Pelo crivo dos yes-men não passou, com toda a certeza, a notícia “Mais professores querem trocar a sala de aula pela reforma antecipada”, inserta no Público de ontem. Se tivesse passado, a senhora ministra ficaria a saber que:
Ana Maria Brito Jorge, professora de Matemática com 58 anos de idade, vai-se embora porque lhe “falta motivação para enfrentar mais um ciclo que, até pode acabar bem, mas que está a ser muito mal gerido”. Ela, que durante 18 anos foi co-autora de manuais escolares da editora Areal, e hoje é professora titular, até se podia acomodar e ver passar as coisas mas isso era se aceitasse as novas regras “e tivesse estômago para calar a discordância”, o que não pode fazer porque “esta avaliação é completamente desfocada e desajustada da realidade das escolas. Tem uma tal sofisticação burocrática que a torna completamente inexequível”. Chegou a uma altura em que sente escaparem-se-lhe as forças para enfrentar um “atípico e nebuloso ciclo”;
Maria Augusta Jorge Mendes, de 59 anos, é professora de Físico-Química. Esta professora, que foi um dos sete membros nomeados pelo governo para a comissão eleitoral do Conselho das Escolas, diz que reconhece à ministra, “boas intenções” e, até, “vontade de dialogar”, no entanto lá vai dizendo que “boas intenções não chegam e a tendência é para que o ambiente das escolas se degrade ainda mais”. Sente-se “cansada” e “desencantada”. Se num dia fazia parte do “unido” e ”solidário” corpo docente da prestigiada Escola Secundária Infanta D. Maria, no dia seguinte “passou a ser mais um entre os malandros dos professores que nem trabalham nem querem trabalhar”. Por tudo isto, apesar de sair penalizada com nove por cento na sua pensão, apresta-se para deixar o ensino;
Isabel Gaspar Lopes, 61 anos de idade e 37 de profissão, professora de Português na Secundária de D. Duarte, em Coimbra, ainda que com uma penalização de 4,5 por cento na sua pensão, bateu com a porta em Dezembro. Saiu, “a tempo de ter algumas saudades”, mas, “a degradação do ambiente na escola era tal que mais um pouco e já não as teria”;
Carlos Afonso, 57 anos, professor de História, requisitado pela Direcção Regional de Educação do Algarve, na iminência de voltar à escola, sente-se deslocado e abandona a profissão, ainda que isso lhe custe uma penalização de 22,5 por cento na sua reforma. “Já não tenho idade para aguentar este barco”, diz;
Lurdes Brito, 56 anos, os últimos 34 a leccionar Português e Francês, mesmo que com uma penalização de 22,5 por cento, também conta os dias para se vir embora. “O que acontece é que perdi a esperança”, diz. A carga burocrática que assoberba hoje em dia os professores está a deixá-los sem tempo para preparar as aulas. “Todos os papéis que é preciso preencher sem que isso contribua para a qualidade do ensino…”;
José Campinho, 60 anos, professor de Latim e Português na Secundária de Barcelos, tem os papéis preenchidos. No dia 22 de Abril, quando fizer 60 anos e meio, avança com o pedido de aposentação. Ainda que esse passo lhe leve 4,5 por cento da reforma, vai-se embora porque, diz, “ninguém consegue ser bom professor se não estiver motivado”, não se coibindo de afirmar que “o Ministério da Educação não deixa que os professores sejam exigentes e cria mecanismos sub-reptícios a pensar no sucesso estatístico”.
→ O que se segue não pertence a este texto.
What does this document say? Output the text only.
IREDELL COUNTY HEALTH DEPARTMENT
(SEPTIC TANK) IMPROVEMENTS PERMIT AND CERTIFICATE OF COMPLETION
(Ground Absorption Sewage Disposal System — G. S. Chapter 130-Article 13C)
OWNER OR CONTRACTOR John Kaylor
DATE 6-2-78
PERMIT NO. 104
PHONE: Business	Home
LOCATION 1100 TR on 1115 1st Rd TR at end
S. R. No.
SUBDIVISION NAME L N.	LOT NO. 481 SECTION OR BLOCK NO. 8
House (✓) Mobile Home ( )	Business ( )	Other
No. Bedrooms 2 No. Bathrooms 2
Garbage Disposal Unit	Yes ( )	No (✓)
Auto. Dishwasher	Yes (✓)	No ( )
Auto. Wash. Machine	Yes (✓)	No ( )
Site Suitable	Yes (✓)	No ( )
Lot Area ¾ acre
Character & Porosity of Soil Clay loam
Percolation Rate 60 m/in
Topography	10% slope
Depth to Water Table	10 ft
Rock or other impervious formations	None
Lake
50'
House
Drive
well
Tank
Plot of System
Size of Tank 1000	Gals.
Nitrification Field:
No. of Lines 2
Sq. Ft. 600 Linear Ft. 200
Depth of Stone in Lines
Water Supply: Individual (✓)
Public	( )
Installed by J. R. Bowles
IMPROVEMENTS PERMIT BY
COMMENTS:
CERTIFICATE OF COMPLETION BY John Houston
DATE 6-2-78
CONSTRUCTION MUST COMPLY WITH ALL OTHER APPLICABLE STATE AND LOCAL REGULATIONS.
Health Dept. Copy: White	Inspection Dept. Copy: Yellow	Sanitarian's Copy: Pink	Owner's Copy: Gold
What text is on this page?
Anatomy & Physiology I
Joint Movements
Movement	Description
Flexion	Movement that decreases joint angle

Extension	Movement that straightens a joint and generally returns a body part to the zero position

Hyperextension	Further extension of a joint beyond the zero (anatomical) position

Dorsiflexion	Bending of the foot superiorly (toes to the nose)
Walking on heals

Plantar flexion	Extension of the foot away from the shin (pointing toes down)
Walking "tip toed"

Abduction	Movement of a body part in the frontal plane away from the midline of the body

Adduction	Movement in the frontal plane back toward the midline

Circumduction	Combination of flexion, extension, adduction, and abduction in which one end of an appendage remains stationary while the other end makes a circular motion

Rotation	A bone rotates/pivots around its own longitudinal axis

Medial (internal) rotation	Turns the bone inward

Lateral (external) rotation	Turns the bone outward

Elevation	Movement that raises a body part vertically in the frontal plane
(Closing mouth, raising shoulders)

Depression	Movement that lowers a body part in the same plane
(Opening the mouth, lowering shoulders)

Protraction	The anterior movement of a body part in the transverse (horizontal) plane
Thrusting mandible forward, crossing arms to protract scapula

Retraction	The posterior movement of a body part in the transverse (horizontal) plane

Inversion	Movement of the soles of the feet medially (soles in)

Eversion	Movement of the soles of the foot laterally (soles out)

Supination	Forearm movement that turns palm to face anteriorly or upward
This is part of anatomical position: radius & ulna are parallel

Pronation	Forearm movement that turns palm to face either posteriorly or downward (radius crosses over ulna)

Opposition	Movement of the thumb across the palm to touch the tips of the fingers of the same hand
Se a notícia chegasse aos olhos ou aos ouvidos da ministra, diria, como sempre o diz, aliás, que são casos pontuais sem qualquer significado. Mas quem, como ela, se move com enorme desenvoltura pelos meandros das estatísticas saberá que esta é uma amostra significativa do desencanto que vai tomando conta do corpo docente das nossas escolas. Desgraçadamente, aqueles que, desiludidos, saem quando tinham ainda muito para dar à educação, são, porventura, os melhores dentre os melhores. Quem prefere perder uma parte considerável das suas reformas e sair são aqueles que não arranjam coragem para ficar a assistir ao esboroar da obra que durante décadas, dedicadamente, ajudaram a construir.